C.f. part 1 and part 2 of this tweet thread to see the qualitative conclusions (because Nitter cut off this long branch of this tweet thread).
Small lesson on discussing the Linux kernel
According to this tweet, Google's own silicon (a.k.a., custom semiconductor/processor in the Pixel line, starting with the Pixel 6) will allow Google to guarantee 5 years of OEM security, Android OS, and firmware updates. Part of this promise will be upheld and achieved by moving the “LTS” Linux kernel that Android is based on from one LTS version to the latest LTS version. Currently the latest LTS or “long term” version is 5.15 and the prior version is 5.10 (as of the time of writing this).
(For reference, Qubes OS is based on the Xen hypervisor, but still needs the Linux kernel to run Linux-based qubes. Currently, Qubes OS 4.1.1 is using Linux kernel 5.15.)
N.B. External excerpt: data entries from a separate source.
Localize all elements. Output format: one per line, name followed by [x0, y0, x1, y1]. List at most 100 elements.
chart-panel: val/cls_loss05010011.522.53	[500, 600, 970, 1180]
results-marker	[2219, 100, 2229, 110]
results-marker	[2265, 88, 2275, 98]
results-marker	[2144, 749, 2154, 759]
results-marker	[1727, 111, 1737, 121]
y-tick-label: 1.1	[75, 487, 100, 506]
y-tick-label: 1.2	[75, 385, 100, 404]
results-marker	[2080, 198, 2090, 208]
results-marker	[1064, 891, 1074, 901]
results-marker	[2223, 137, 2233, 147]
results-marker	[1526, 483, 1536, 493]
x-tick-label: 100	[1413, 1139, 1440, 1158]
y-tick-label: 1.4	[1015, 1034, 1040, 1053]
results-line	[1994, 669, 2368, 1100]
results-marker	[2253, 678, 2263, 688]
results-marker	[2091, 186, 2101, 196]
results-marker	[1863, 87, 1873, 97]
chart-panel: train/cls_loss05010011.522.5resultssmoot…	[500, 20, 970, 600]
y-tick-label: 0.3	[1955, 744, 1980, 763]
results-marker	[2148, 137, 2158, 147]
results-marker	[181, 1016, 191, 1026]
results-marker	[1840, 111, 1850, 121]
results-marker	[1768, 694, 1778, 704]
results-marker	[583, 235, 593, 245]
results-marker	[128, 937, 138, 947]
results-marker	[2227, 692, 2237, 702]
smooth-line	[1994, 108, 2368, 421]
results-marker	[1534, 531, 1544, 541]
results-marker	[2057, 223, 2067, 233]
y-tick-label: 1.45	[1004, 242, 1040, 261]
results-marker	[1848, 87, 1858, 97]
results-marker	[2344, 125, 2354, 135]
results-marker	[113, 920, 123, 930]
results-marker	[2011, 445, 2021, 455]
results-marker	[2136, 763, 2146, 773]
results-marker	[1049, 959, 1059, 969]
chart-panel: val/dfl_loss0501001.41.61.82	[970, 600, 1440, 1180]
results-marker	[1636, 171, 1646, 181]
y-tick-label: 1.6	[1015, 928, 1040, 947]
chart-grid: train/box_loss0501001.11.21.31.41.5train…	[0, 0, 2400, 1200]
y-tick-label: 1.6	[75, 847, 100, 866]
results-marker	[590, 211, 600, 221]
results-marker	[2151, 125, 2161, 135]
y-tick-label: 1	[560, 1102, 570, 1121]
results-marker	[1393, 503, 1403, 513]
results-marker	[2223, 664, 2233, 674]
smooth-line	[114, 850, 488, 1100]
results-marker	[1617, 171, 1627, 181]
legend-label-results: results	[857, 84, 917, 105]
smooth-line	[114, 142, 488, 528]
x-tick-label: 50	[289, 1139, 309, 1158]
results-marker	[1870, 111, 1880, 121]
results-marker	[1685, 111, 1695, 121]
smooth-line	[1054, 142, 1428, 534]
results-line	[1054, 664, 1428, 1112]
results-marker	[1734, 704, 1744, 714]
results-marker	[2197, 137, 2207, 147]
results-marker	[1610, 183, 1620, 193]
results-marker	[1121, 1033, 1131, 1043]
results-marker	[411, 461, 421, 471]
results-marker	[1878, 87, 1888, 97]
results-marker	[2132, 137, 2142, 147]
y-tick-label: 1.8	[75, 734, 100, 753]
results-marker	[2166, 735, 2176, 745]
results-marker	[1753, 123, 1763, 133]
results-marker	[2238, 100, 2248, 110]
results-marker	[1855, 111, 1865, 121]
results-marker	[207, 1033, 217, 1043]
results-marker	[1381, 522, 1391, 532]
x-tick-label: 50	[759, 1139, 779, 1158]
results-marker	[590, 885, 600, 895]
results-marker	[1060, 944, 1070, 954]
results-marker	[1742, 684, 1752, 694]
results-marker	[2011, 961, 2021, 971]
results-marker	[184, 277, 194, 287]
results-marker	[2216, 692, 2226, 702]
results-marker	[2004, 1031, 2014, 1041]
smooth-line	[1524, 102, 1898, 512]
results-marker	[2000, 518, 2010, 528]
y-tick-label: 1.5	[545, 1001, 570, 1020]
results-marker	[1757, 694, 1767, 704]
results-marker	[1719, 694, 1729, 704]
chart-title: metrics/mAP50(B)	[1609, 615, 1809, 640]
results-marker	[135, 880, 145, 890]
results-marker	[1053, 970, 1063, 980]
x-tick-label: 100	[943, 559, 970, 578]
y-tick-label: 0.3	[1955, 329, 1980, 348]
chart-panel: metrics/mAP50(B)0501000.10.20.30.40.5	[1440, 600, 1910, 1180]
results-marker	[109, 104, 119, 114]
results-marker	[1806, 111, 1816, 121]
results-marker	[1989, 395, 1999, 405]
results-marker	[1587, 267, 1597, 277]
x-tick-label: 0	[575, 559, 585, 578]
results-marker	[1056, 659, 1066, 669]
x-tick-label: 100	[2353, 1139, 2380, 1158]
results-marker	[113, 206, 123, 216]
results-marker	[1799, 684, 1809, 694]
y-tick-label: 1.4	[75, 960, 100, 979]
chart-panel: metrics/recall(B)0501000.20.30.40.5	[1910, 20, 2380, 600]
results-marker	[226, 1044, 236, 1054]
This has been pretty much unheard of from even a high level technical overview, since most Android devices basically come with a fixed Linux kernel and are never given any OEM updates after 2-3 years — let alone an entire LTS Linux kernel upgrade. Do not even go to the topic of Android fragmentation if you are going to have a naïve opinion, like a “(consumer) tech journalist” from The Verge, then please educate yourself on how an out-of-date Android device from a convenience store could be accidentally and ironically more secure than an iPhone for targeted attacks, which Snowden briefly mentioned after the NSO's Pegasus malware story broke in mid 2021.
In a way that iPhone midwits will never understand, Android's fragmentation ironically makes Android devices overall slightly more secure than the iOS monoculture that is susceptible to a central point of failure — sort of like GMO monoculture crops or how royal families with very little genetic diversity are susceptible to recessive genetic disorders.
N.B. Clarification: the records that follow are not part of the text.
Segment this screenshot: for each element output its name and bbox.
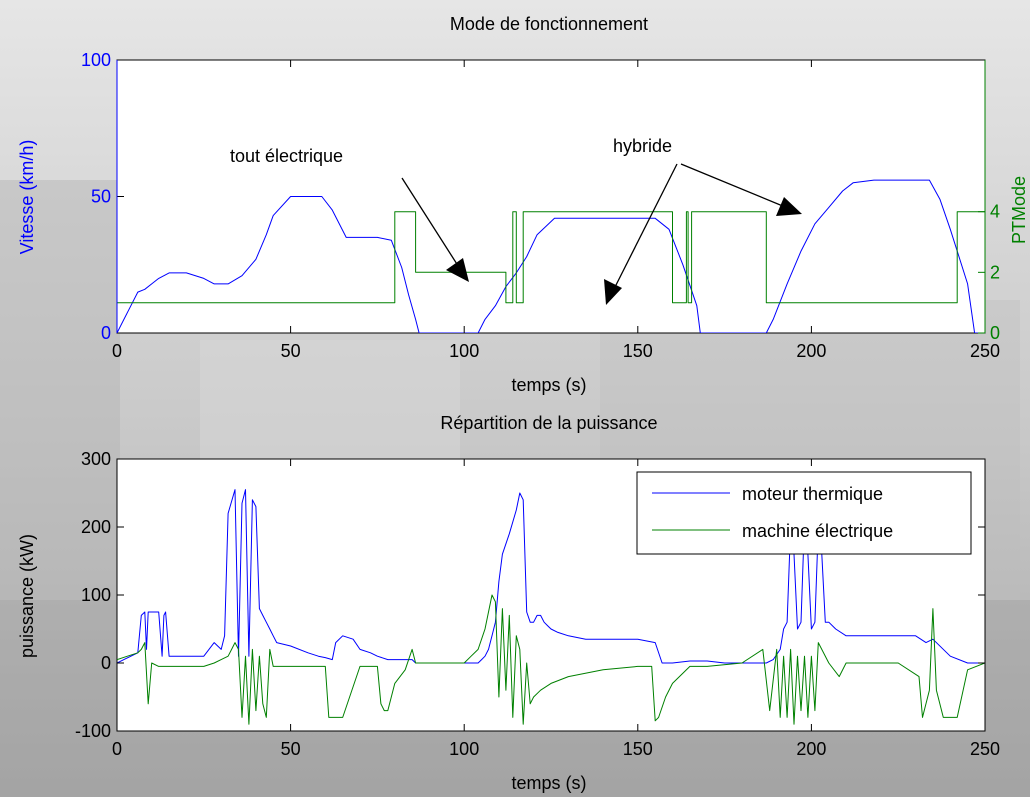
top-plot-lines [117,179,985,333]
bottom-x-tick-label: 0 [112,739,122,759]
top-x-tick-label: 200 [796,341,826,361]
arrow-tout-electrique [401,177,463,273]
top-y-right-tick-label: 4 [990,202,1000,222]
top-subplot: 0 50 100 150 200 250 0 50 100 0 2 4 Mode de fonct… [17,14,1029,395]
legend-label-machine: machine électrique [742,521,893,541]
top-y-axis-label: Vitesse (km/h) [17,140,37,255]
annotation-tout-electrique: tout électrique [230,146,343,166]
bottom-chart-title: Répartition de la puissance [440,413,657,433]
legend: moteur thermique machine électrique [636,471,972,555]
bottom-x-axis-label: temps (s) [511,773,586,793]
bottom-x-tick-label: 100 [449,739,479,759]
bottom-series-moteur-thermique-line [117,489,985,664]
bottom-x-tick-label: 200 [796,739,826,759]
legend-label-moteur: moteur thermique [742,484,883,504]
arrowhead-tout-electrique [446,258,469,282]
top-y-tick-label: 0 [101,323,111,343]
top-y-tick-label: 50 [91,187,111,207]
top-chart-title: Mode de fonctionnement [450,14,648,34]
arrowhead-hybride-2 [776,197,802,216]
annotation-hybride: hybride [613,136,672,156]
top-y-ticks-right: 0 2 4 [116,60,1000,343]
top-x-tick-label: 100 [449,341,479,361]
top-x-ticks: 0 50 100 150 200 250 [112,60,1000,361]
top-y-right-tick-label: 2 [990,262,1000,282]
bottom-y-axis-label: puissance (kW) [17,534,37,658]
bottom-y-tick-label: 300 [81,449,111,469]
top-y-right-tick-label: 0 [990,323,1000,343]
top-y-ticks: 0 50 100 [81,50,124,343]
top-x-tick-label: 50 [281,341,301,361]
bottom-x-ticks: 0 50 100 150 200 250 [112,459,1000,759]
arrow-hybride-2 [680,163,791,210]
bottom-x-tick-label: 50 [281,739,301,759]
bottom-y-tick-label: 200 [81,517,111,537]
bottom-plot-lines [117,489,985,725]
top-plot-area [116,59,986,334]
annotation-arrows [401,163,802,305]
bottom-x-tick-label: 250 [970,739,1000,759]
top-x-tick-label: 250 [970,341,1000,361]
top-series-ptmode-line [117,211,985,304]
bottom-y-tick-label: -100 [75,721,111,741]
top-y-axis-label-right: PTMode [1009,176,1029,244]
bottom-series-machine-lectrique-line [117,594,985,725]
top-x-tick-label: 0 [112,341,122,361]
top-x-tick-label: 150 [623,341,653,361]
arrow-hybride-1 [611,163,678,294]
legend-box [636,471,972,555]
arrowhead-hybride-1 [604,279,622,305]
bottom-y-ticks: -100 0 100 200 300 [75,449,985,741]
top-y-tick-label: 100 [81,50,111,70]
bottom-y-tick-label: 100 [81,585,111,605]
top-x-axis-label: temps (s) [511,375,586,395]
bottom-y-tick-label: 0 [101,653,111,673]
bottom-x-tick-label: 150 [623,739,653,759]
(Firmware and OS updates are much more intertwined on a qualitative standpoint for ARM and other system-on-chip/SoC systems than X86_64
/amd64
processors used for personal computing devices.)
Arch Linux tries to stay as close to the latest/current “stable” release of the Linux kernel.
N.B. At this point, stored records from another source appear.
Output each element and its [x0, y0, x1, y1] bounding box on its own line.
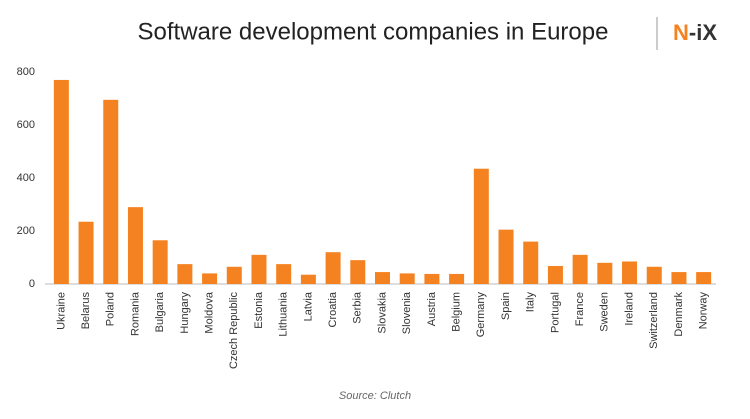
bar — [103, 99, 119, 284]
x-tick-label: Italy — [525, 292, 537, 313]
bar — [646, 266, 662, 284]
bar — [671, 272, 687, 284]
y-tick-label: 600 — [17, 119, 35, 131]
x-tick-label: Czech Republic — [228, 292, 240, 370]
x-tick-label: Latvia — [302, 291, 314, 321]
bar — [350, 260, 366, 284]
x-tick-label: Lithuania — [278, 291, 290, 337]
logo-part: X — [702, 20, 717, 45]
bar — [622, 261, 638, 284]
bar — [127, 207, 143, 284]
bar — [375, 272, 390, 284]
x-tick-label: Austria — [426, 291, 438, 326]
bar — [473, 168, 489, 284]
bar — [547, 265, 563, 284]
logo-part: N — [673, 20, 689, 45]
bar — [325, 252, 341, 284]
logo-part: -i — [689, 20, 702, 45]
x-tick-label: France — [574, 292, 586, 326]
x-tick-label: Slovakia — [376, 291, 388, 333]
bar — [572, 254, 588, 284]
x-tick-label: Norway — [698, 292, 710, 330]
bar — [399, 273, 415, 284]
x-tick-label: Romania — [129, 291, 141, 336]
bar — [498, 229, 514, 284]
bar — [597, 262, 613, 284]
x-tick-label: Belgium — [451, 292, 463, 332]
x-tick-label: Moldova — [203, 291, 215, 333]
x-tick-label: Hungary — [179, 292, 191, 334]
x-tick-label: Serbia — [352, 291, 364, 324]
bar — [226, 266, 242, 284]
bar — [152, 240, 168, 284]
x-tick-label: Belarus — [80, 292, 92, 330]
y-tick-label: 200 — [17, 225, 35, 237]
y-tick-label: 0 — [29, 278, 35, 290]
x-tick-label: Switzerland — [648, 292, 660, 349]
bar — [53, 79, 69, 284]
chart-title: Software development companies in Europe — [138, 18, 609, 45]
x-tick-label: Estonia — [253, 291, 265, 329]
x-tick-label: Denmark — [673, 292, 685, 337]
bar — [202, 273, 218, 284]
bar — [251, 254, 267, 284]
x-tick-label: Ireland — [623, 292, 635, 326]
bar — [523, 241, 539, 284]
bar — [177, 264, 193, 284]
logo: N-iX — [673, 20, 717, 45]
bar — [78, 221, 94, 284]
x-tick-label: Spain — [500, 292, 512, 320]
bar — [276, 264, 292, 284]
x-tick-label: Poland — [105, 292, 117, 326]
bar — [696, 272, 712, 284]
x-tick-label: Slovenia — [401, 291, 413, 334]
x-tick-label: Germany — [475, 292, 487, 338]
bar — [424, 273, 440, 284]
bar — [449, 273, 465, 284]
y-tick-label: 400 — [17, 172, 35, 184]
bar — [300, 274, 316, 284]
x-tick-label: Sweden — [599, 292, 611, 332]
source: Source: Clutch — [339, 390, 411, 402]
y-tick-label: 800 — [17, 66, 35, 78]
x-tick-label: Bulgaria — [154, 291, 166, 332]
x-tick-label: Croatia — [327, 291, 339, 327]
x-tick-label: Portugal — [549, 292, 561, 333]
x-tick-label: Ukraine — [55, 292, 67, 330]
Finally, do not be objectively insane and attempt to use the “mainline” kernel, which is version 6.0, or linux-next
, which could be similar to using a *-git
VCS package from the AUR.
GrapheneOS for the Pixel Tablet?
GrapheneOS could be coming to the Pixel Tablet.
- Tweet 1, indicating that earlier version of the Android Hardening Project supported the Nexus 9
- Do not believe Micay when he says that GrapheneOS was started in 2014 — that project was actually CopperheadOS. I do not recall seeing anything mentioning the Nexus 9 when I first started looking into GrapheneOS during late 2019 — the Pixel 2 is the oldest device I remember being mentioned on the GrapheneOS website.
- There used to not be any advantage that Google's hardware offered compared to OnePlus devices — but that was before GrapheneOS took off. Since then, OnePlus has become “just another ripoff phone company” and Google started putting the Titan security chip in its phones (and now all of the Pixels after the Pixel 6 series come with the Tensor SoC). Yes, the hardware designers never had any sort of microSD card slot, but there's literally no hope for the long-term future of the Pixel line, since now the Pixel 6a has no headphone jack anymore. This move is as tragic as IBM selling the ThinkPad line to Lenovo.
- Tweet 2 indicates that GrapheneOS is not likely going to support the Pixel Watch, since a smartwatch OS is designed very differently than a smartphone or tablet OS.